中央ヨーロッパ旅行記25(チェコ チェスキー・クルムロフ①)
私たちは午前8時にウィーンのホテルをバスで出発した。目的地はチェコの世界遺産チェスキー・クルムロフである。ウィーンから約289㎞、バスで約4時間30分の行程である。バスに表示されている外気の温度はマイナス7度である。
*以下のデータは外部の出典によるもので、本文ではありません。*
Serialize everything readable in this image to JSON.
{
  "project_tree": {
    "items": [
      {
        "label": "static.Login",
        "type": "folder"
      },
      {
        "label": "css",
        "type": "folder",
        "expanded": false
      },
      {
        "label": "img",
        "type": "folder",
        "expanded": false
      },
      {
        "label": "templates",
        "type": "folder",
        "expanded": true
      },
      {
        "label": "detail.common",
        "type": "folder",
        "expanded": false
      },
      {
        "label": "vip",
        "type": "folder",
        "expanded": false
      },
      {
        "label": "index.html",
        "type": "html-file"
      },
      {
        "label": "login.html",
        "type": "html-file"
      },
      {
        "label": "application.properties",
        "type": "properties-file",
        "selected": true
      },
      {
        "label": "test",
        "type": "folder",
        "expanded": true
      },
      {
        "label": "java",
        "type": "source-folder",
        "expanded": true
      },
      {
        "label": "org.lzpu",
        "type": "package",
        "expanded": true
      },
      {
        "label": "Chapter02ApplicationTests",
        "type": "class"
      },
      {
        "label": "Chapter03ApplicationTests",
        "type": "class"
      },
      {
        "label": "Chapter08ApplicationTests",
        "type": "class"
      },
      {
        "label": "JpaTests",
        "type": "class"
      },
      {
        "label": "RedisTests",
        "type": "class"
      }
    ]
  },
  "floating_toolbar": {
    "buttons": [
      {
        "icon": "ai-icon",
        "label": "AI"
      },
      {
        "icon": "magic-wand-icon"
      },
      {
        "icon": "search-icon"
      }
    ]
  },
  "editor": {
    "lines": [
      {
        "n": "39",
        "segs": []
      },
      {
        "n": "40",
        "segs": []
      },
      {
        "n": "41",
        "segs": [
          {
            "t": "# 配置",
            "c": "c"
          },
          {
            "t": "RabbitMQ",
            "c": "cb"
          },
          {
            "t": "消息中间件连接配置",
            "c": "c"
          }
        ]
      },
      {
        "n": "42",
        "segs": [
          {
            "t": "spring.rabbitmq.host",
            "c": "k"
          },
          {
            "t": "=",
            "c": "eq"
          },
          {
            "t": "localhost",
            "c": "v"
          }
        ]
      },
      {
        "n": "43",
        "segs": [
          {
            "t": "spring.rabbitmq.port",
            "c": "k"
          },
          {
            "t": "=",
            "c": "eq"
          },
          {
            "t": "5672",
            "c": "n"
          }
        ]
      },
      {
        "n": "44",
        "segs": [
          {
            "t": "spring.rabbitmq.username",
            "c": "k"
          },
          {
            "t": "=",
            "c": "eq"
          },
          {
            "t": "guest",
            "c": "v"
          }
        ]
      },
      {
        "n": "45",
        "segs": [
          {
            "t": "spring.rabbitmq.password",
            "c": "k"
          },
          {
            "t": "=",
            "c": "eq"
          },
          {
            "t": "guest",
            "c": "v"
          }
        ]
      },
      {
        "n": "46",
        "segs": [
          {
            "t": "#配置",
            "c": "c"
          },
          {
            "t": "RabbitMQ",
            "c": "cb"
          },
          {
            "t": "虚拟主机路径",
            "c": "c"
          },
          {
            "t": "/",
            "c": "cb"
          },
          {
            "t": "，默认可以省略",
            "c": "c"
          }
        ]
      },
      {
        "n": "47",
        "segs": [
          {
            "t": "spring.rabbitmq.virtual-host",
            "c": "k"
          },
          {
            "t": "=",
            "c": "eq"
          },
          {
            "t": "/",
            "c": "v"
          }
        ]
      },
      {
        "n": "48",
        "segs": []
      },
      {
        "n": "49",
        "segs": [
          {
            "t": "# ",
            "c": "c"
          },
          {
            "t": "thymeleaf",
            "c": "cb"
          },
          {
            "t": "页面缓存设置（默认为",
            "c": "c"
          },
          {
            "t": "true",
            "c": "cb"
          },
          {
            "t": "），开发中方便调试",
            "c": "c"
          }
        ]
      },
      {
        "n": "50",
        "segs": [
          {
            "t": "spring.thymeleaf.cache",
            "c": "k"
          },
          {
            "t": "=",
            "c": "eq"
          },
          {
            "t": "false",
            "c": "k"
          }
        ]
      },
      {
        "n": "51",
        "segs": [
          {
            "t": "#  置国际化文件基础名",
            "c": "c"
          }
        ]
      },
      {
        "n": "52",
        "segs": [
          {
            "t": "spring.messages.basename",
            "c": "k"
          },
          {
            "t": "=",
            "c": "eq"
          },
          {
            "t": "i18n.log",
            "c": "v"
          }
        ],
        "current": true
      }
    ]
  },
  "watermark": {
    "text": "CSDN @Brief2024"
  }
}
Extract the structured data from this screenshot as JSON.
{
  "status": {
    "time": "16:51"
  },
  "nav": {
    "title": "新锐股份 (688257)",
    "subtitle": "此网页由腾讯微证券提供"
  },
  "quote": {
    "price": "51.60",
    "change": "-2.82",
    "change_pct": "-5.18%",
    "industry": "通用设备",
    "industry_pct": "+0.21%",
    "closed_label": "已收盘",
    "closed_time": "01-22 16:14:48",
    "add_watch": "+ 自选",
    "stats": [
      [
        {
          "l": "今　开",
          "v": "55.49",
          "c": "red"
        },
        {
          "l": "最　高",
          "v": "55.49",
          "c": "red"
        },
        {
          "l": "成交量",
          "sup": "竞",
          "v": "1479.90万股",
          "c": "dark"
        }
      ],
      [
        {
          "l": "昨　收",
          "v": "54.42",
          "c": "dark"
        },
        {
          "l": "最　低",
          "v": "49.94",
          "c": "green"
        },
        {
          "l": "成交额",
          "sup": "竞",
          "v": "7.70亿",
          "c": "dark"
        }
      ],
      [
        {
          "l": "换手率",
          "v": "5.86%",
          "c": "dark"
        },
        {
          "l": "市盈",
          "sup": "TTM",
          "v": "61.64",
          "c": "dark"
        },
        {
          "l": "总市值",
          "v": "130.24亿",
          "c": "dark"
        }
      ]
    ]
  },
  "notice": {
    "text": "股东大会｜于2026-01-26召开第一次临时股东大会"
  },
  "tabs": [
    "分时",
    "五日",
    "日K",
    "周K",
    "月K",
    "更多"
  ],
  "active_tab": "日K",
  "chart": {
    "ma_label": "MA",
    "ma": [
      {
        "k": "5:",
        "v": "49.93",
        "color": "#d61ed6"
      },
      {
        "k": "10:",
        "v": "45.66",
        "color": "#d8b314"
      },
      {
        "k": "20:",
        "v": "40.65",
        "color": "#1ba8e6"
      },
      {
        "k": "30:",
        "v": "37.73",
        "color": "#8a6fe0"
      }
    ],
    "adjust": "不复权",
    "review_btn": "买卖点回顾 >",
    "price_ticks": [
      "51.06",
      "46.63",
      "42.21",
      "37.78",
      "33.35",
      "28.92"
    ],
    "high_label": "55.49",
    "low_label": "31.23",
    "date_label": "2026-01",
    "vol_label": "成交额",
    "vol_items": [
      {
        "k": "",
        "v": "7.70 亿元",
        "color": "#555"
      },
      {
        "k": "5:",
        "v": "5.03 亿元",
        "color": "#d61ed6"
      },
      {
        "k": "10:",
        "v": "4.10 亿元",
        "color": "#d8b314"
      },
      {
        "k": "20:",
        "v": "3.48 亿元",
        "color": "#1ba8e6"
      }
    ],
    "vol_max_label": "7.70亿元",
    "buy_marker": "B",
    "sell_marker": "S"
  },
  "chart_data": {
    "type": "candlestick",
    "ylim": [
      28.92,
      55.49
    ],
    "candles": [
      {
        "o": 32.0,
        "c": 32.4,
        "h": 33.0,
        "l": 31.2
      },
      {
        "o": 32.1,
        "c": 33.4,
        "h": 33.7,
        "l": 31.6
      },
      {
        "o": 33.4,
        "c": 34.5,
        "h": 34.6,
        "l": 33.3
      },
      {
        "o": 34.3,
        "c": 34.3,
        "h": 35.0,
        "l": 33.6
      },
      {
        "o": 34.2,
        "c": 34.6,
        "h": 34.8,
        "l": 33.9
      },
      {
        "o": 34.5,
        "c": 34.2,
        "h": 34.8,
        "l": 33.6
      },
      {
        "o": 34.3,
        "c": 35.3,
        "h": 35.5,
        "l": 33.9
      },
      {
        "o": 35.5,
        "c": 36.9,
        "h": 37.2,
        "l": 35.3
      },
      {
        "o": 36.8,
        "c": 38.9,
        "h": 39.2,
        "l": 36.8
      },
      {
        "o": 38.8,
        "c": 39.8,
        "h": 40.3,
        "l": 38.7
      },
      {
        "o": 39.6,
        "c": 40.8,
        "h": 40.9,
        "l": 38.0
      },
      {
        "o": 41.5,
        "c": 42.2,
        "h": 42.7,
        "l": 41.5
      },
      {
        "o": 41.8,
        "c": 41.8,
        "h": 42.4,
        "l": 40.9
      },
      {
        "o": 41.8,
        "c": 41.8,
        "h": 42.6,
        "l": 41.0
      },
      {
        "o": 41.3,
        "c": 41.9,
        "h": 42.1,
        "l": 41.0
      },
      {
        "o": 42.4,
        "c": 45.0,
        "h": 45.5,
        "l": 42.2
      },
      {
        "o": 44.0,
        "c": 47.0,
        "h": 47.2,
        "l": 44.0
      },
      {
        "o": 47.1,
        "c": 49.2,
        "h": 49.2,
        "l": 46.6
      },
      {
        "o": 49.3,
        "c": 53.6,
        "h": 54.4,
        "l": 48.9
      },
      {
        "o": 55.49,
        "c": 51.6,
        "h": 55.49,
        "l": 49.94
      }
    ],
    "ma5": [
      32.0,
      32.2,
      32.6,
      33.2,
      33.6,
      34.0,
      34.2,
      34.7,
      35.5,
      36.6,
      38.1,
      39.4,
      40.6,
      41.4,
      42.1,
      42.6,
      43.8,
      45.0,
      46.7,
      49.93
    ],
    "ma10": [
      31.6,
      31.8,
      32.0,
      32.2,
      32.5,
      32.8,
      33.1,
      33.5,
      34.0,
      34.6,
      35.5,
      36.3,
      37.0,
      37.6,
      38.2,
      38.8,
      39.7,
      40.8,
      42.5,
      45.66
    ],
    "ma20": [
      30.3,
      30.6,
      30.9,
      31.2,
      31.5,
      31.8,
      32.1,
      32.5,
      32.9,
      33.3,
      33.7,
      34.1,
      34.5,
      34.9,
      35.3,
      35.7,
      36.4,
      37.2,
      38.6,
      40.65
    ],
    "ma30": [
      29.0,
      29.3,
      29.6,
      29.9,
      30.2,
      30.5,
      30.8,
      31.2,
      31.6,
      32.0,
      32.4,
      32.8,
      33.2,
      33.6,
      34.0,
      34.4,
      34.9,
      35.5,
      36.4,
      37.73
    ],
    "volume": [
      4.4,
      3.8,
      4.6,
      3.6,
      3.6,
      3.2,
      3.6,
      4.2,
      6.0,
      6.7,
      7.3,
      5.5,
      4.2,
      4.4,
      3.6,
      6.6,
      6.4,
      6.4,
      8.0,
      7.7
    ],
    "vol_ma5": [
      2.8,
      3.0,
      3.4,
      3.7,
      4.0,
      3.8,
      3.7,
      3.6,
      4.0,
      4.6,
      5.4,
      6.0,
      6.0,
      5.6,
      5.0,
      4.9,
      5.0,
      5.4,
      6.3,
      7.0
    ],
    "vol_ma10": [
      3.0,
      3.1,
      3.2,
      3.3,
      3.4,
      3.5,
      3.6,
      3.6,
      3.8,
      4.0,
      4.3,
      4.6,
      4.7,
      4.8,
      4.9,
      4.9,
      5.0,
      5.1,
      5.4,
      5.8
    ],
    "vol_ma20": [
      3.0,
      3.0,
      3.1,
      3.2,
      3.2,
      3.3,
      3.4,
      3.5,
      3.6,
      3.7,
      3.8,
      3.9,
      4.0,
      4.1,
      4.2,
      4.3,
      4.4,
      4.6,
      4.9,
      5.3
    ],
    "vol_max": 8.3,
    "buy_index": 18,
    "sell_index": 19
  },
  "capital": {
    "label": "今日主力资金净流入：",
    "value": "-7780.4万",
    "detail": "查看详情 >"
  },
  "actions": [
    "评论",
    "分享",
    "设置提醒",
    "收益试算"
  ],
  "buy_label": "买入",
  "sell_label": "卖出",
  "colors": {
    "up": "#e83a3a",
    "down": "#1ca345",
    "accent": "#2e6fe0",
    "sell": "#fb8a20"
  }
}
車中では添乗員さんがハプスブルク家の歴史を教えてくれた。
オーストリアは10世紀頃からバーベンベルグ家が治めていたが、13世紀に当主の男系が絶えて断絶する。当時、神聖ローマ皇帝は跡継ぎが決まらずに皇帝が死去した場合は、諸侯による選挙で選ばれていた。この時諸侯たちは、現在のスイスのバーゼルを拠点とする、あえて力のないおとなしい貴族、ハプスブルク伯爵を選出したのである。皇帝に選出されたルドルフは、ウィーンに拠点を移し、ハプスブルク家の祖となった。14世紀半ばには、ルクセンブルク家のカール4世が皇帝の座について、プラハを帝都に定めた。その後、再びハプスブルク家が皇帝に選出されるが、特にマクシミリアン1世の時代に政略結婚によってハプスブルク家は領土を拡大していった。「汝オーストリアよ、戦を止めて結婚せよ」という家訓を彼は残している。
バスはオーストリアを出国する手前のサービスエリアでトイレ休憩をとった。そこには皇后エリザベートが描かれてあるリキュールが、彼女の愛称シシーという名で売られていた。私はオーストリアのお土産に1本買うことにした。
バスは12時頃にチェスキー・クルムロフに到着した。
1992年、世界遺産に登録されたチェスキー・クルムロフの歴史は13世紀に始まる。
南ボヘミアの貴族ヴィトーコフ家が13世紀にヘラデクというところにゴシック式の小城を建設したのがこの町の始まりである。1302年にチェコの最も強大な貴族であるローゼンベルク家がこの町を支配し、町は華々しく発展した。
16世紀、特に領主ウィルヘルム・フォン・ローゼンベルクの時代には、ルネサンス様式の建物が数多く建築され、町は色彩鮮やかな華麗なるルネサンス都市へと変貌を遂げた。